THE MORPHIC FIELDS OF ANIMAL SOCIETIES
SCHOOLS OF FISH
In vertebrates, the coordination of individuals within a group is sometimes so close that it is almost impossible not to think of them as a kind of composite organism. Many species of fish form schools or shoals, and at a distance a fish school resembles a large organism. Its members, numbering up to several million, swim in tight formations, wheeling and reversing in near unison. The fish do not follow particular leaders. When the school turns to the right or left, individuals formerly on the flank assume the lead.
Schools exhibit characteristic patterns of behavior, particularly in response to potential predators. When under attack, a school may respond by leaving a gaping hole around the predator. More often the school splits in half and the two halves turn outward, eventually swimming back around the predator and rejoining. This is known as the fountain effect and leaves the predator ahead of the school. Each time the predator turns, the same thing happens.
The most spectacular of the schools’ defenses is the “flash expansion,” so called because on film it looks like a bomb bursting as each fish simultaneously darts away from the center of the school as the group is attacked. The entire expansion may occur in as little as one-fiftieth of a second, and the fish may accelerate to a speed of ten to twenty body lengths per second within that time. Yet they do not collide. “Not only does each fish know in advance where it will swim if attacked, but it must also know where each of its neighbours will swim.”
How schooling behavior is coordinated remains a mystery. Even if the means by which they are aware of each other’s positions were understood, this would still not account for such rapid coordinated responses as the flash expansion; a fish could not sense in advance where its neighbors were going to move.
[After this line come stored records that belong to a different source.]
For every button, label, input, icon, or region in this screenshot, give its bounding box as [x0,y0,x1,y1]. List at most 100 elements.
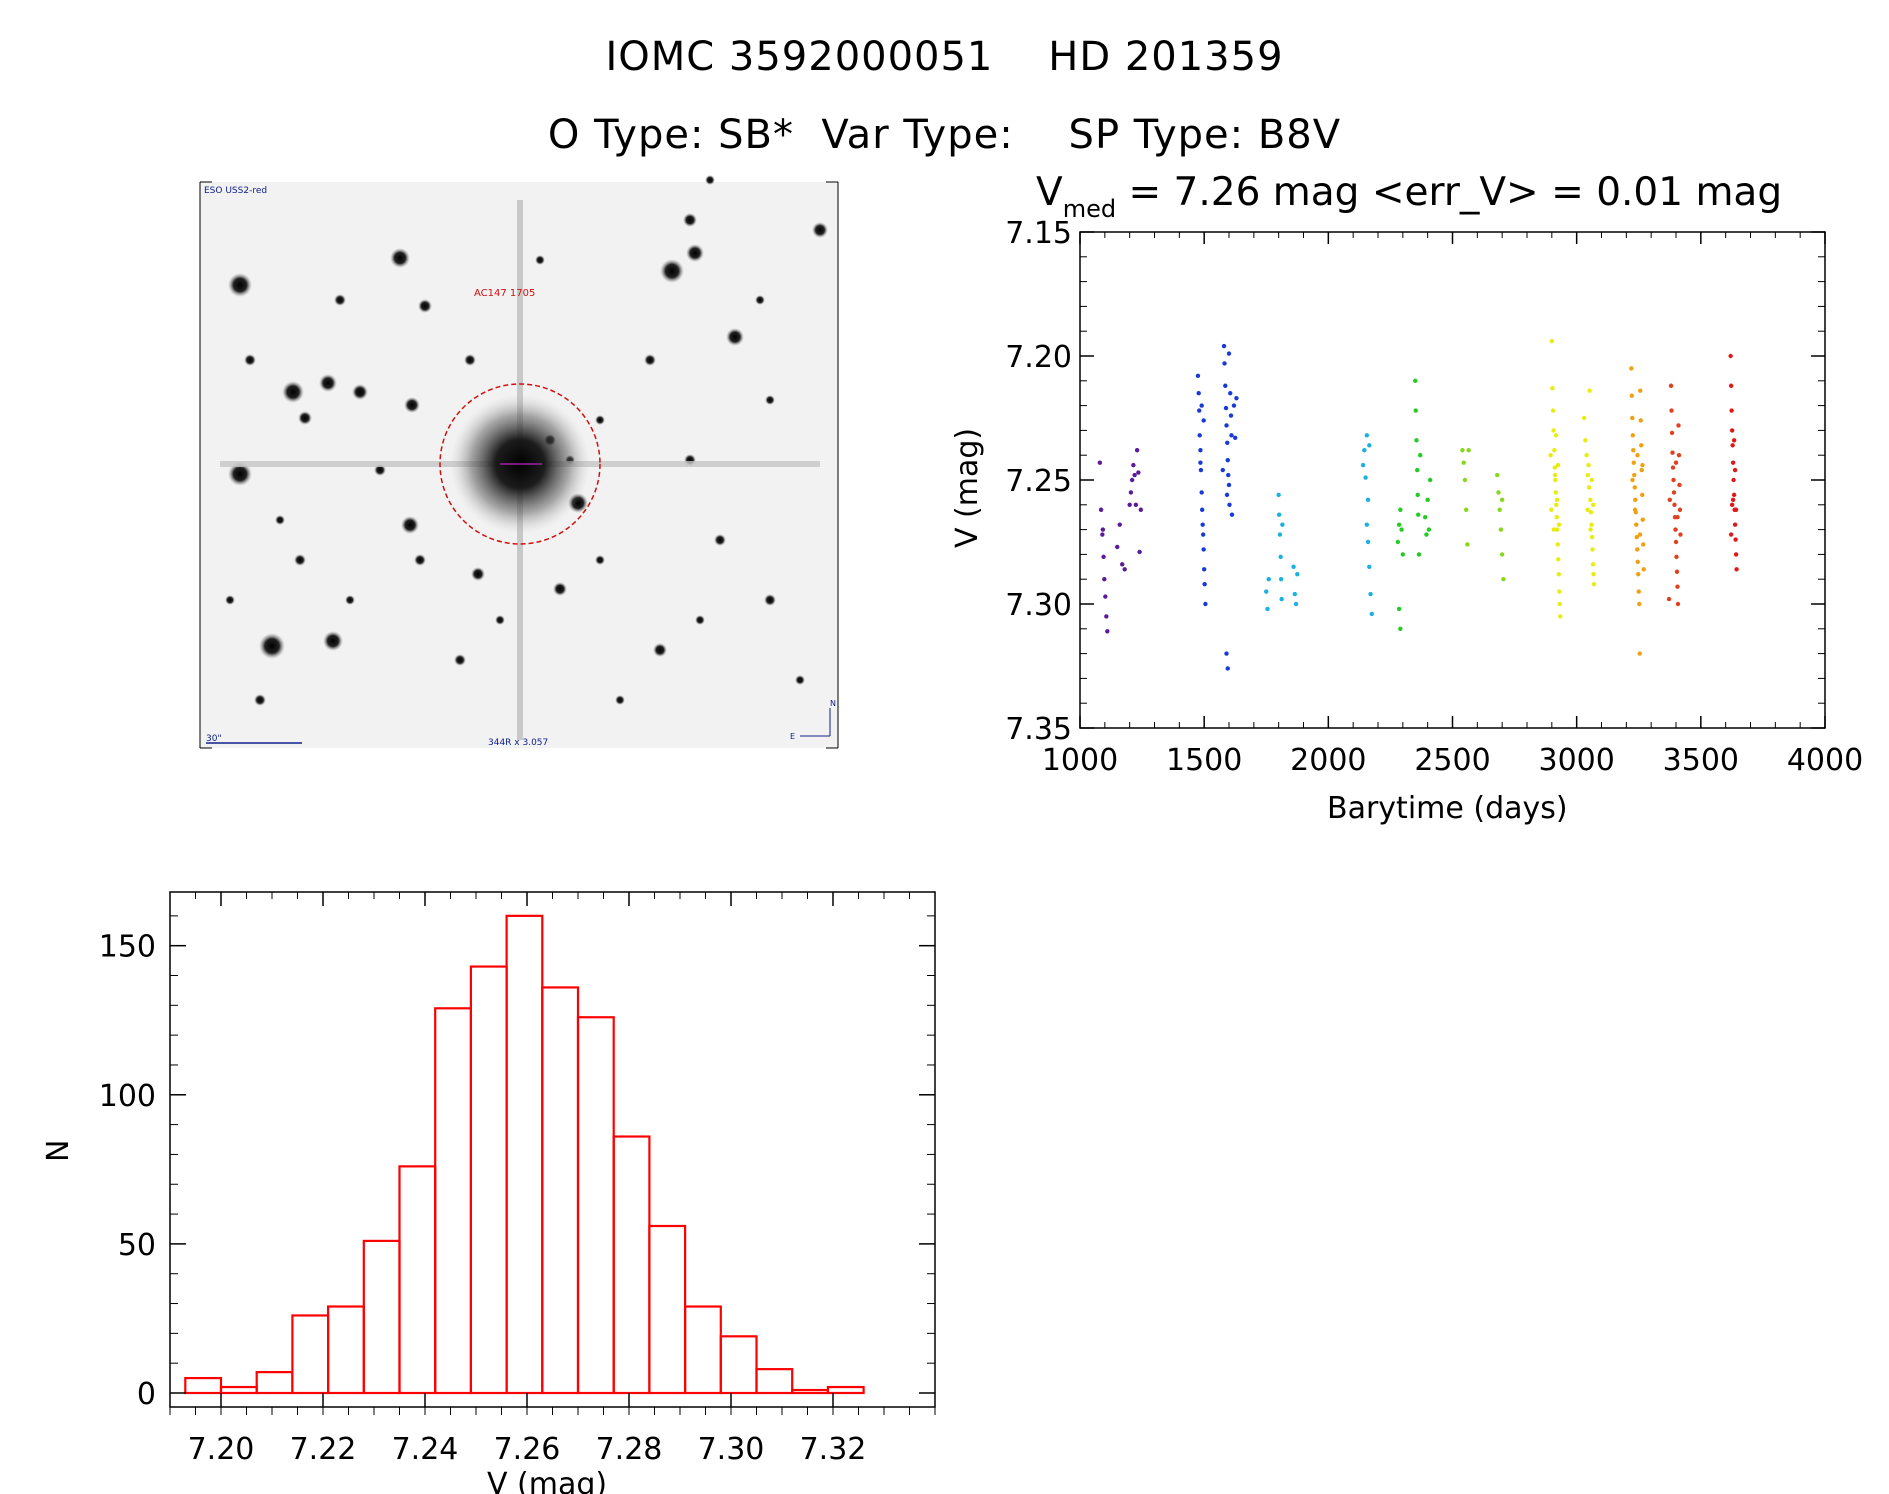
lc-point-1-25 [1226,482,1232,488]
lc-xtick-label-6: 4000 [1787,743,1863,778]
lc-point-8-14 [1731,438,1737,443]
lc-point-1-7 [1199,507,1205,512]
lc-xtick-label-0: 1000 [1042,743,1118,778]
lc-point-0-5 [1103,594,1108,599]
lc-point-5-29 [1586,485,1592,490]
lc-point-3-14 [1418,453,1423,458]
lc-point-6-10 [1634,522,1639,527]
lc-point-5-11 [1555,542,1560,547]
lc-point-5-30 [1588,497,1593,503]
lc-point-6-28 [1635,453,1640,458]
lc-point-5-34 [1590,547,1595,552]
lightcurve-ylabel: V (mag) [950,428,985,548]
lc-point-2-5 [1277,532,1283,537]
lc-point-7-5 [1671,477,1676,483]
lc-point-5-14 [1557,589,1562,594]
lc-point-8-9 [1732,522,1738,527]
hist-bar-16 [755,1368,794,1395]
lc-point-5-5 [1552,465,1558,470]
lc-point-1-36 [1226,351,1232,356]
lc-point-2-3 [1276,492,1281,498]
lc-point-8-4 [1730,443,1735,448]
lc-point-6-24 [1641,542,1646,547]
lc-point-2-0 [1264,589,1269,594]
lc-point-7-14 [1675,601,1681,607]
hist-bar-11 [576,1016,615,1395]
lc-point-5-15 [1557,601,1562,607]
lc-point-3-0 [1395,539,1401,545]
lc-point-7-13 [1675,584,1680,589]
lc-point-5-27 [1584,453,1589,458]
lc-point-7-17 [1677,482,1682,488]
lc-point-0-21 [1137,549,1142,555]
lc-point-5-7 [1553,490,1559,495]
lc-point-1-1 [1196,391,1201,396]
lc-point-7-0 [1668,383,1674,388]
lc-point-2-1 [1265,606,1270,612]
lc-point-0-6 [1104,614,1109,619]
lc-point-3-11 [1415,492,1420,498]
hist-xtick-label-6: 7.32 [800,1432,867,1467]
lc-point-6-15 [1636,589,1641,594]
lc-point-1-19 [1223,383,1228,388]
lc-point-5-16 [1558,614,1563,619]
hist-bar-1 [219,1385,258,1395]
lc-point-5-13 [1556,572,1561,577]
lc-point-3-3 [1399,527,1404,532]
lc-point-4-11 [1501,577,1506,582]
lc-point-6-12 [1635,547,1640,552]
lc-point-4-3 [1463,507,1469,512]
lc-ytick-label-0: 7.15 [1005,216,1072,251]
lc-point-5-25 [1581,415,1587,421]
lc-point-5-43 [1591,502,1596,507]
lc-point-1-8 [1200,522,1205,527]
lc-point-5-23 [1555,462,1561,468]
lc-point-8-13 [1730,497,1736,503]
histogram-xlabel: V (mag) [487,1467,607,1494]
lc-point-5-9 [1554,515,1560,520]
lc-point-7-22 [1673,460,1679,465]
lc-point-5-18 [1549,507,1554,512]
lc-point-3-4 [1400,552,1406,557]
histogram-plot-frame [169,891,936,1408]
lc-point-0-19 [1134,448,1140,453]
lc-point-4-12 [1499,497,1505,503]
lc-point-0-17 [1132,472,1137,478]
lc-point-1-26 [1227,502,1232,507]
lc-point-5-32 [1589,522,1594,527]
hist-xtick-label-3: 7.26 [494,1432,561,1467]
figure-title-line1: IOMC 3592000051 HD 201359 [605,34,1284,80]
lc-point-1-18 [1222,361,1227,366]
lc-point-2-22 [1365,497,1371,503]
lightcurve-title-subscript: med [1063,195,1116,223]
lc-point-7-16 [1676,453,1682,458]
lc-point-6-1 [1629,393,1634,398]
lc-point-8-17 [1733,507,1739,512]
lc-point-1-31 [1224,651,1229,656]
lc-point-5-42 [1589,477,1595,483]
hist-xtick-label-0: 7.20 [188,1432,255,1467]
lightcurve-xlabel: Barytime (days) [1327,791,1568,826]
lc-point-7-2 [1669,430,1675,436]
lc-point-7-3 [1670,450,1675,455]
lc-point-7-1 [1669,408,1674,413]
lc-point-5-22 [1554,497,1560,503]
lc-point-5-41 [1588,527,1593,532]
lc-xtick-label-2: 2000 [1290,743,1366,778]
lc-point-1-6 [1199,490,1204,495]
lc-point-0-0 [1097,460,1103,465]
lc-point-1-34 [1233,435,1238,441]
lc-point-5-31 [1588,510,1594,515]
lc-point-6-29 [1637,532,1643,537]
lc-point-3-13 [1416,552,1422,557]
lc-point-4-10 [1499,552,1505,557]
lc-xtick-label-1: 1500 [1166,743,1242,778]
lc-point-1-5 [1198,467,1204,473]
lc-point-3-1 [1396,522,1402,527]
lc-xtick-label-5: 3500 [1663,743,1739,778]
lc-point-1-16 [1198,460,1203,465]
hist-xtick-label-4: 7.28 [596,1432,663,1467]
lc-point-0-18 [1133,502,1139,507]
lc-point-1-10 [1201,547,1206,552]
lc-point-1-11 [1201,567,1207,572]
However, if the school is organized by a morphic field that embraces all the fish within it, the properties of this field could underlie the behavior of the school as a whole and help account for the coordinated behavior of the individual fish within it.
FLOCKS OF BIRDS
Flocks of birds, like schools of fish, show such a remarkable coordination of their individual members that they too have often been compared to a single organism.
The banking movements of large flocks of dunlins (sandpipers) have been studied by taking slow-motion films and examining the way the movement of the flock was initiated. The movement was not exactly simultaneous, but rather started either from a single individual or from two or three birds together. The initiation of a change of direction could occur anywhere within the flock, and maneuvers always propagated through the flock as a wave radiating from the initiation site. These waves moved very rapidly, taking on average 15 milliseconds to pass from neighbor to neighbor.
In the laboratory captive dunlins were tested to find out how rapidly they could react to a sudden stimulus. The average startle reaction time to a sudden light flash was 38 milliseconds. This means that it is very unlikely that they can bank in response to what their neighbors do, because this banking response occurs quicker than the measured reaction time. When the films were examined very carefully, it turned out that at the very beginning of the flock’s movement, the neighbors of the initiating bird reacted more slowly: on average the immediate neighbors took 67 milliseconds to react.
Wayne Potts, who carried out this study, proposed what he called the chorus-line hypothesis to explain it, based on experiments carried out in the 1950s with human chorus lines. The dancers rehearsed particular maneuvers, which were then initiated by a particular person without warning. The rate at which the maneuver propagated along the line was estimated from films and was on average 107 milliseconds from person to person, nearly twice as fast as an average human visual reaction time of 194 milliseconds. Potts suggested that the individuals saw the approaching maneuver wave and estimated its arrival time in advance. He thought his findings with dunlins supported this hypothesis: the slower reaction time of the immediate neighbors of the initiating birds occurred because they could not see an advancing wave, for this wave had not yet developed.
At first sight, Potts’s chorus-line hypothesis appears to provide a straightforward mechanistic explanation for the banking phenomenon, removing the need for more mysterious factors such as thought transference or morphic fields. But does it?
First of all, because these waves can propagate in any direction through the flock, Potts assumed that the birds sensed and noticed such waves almost immediately, even if they were coming from directly behind them. This required them to have practically continuous 360-degree visual attention, which is not plausible.
However, for the purpose of argument let us assume with Potts that this was the case. A second problem now appears. The birds did not respond to the approaching maneuver wave in a nonspecific reflex manner like the startle reaction to a sudden flash of light. They changed their pattern of flight in a precise way; the angle, speed, and duration of their turning were precisely integrated with those of the rest of the flock; densely packed as they were, none of the birds collided. Although there were a limited number of flock maneuvers, they were not stereotyped in their quantitative details. They were more flexible than a wellrehearsed chorus line going through standard routines. Not only would the birds have to sense an advancing wave, they would have to know exactly how they should turn. In terms of the present hypothesis, the coordination of their movements depends on the morphic field of the flock.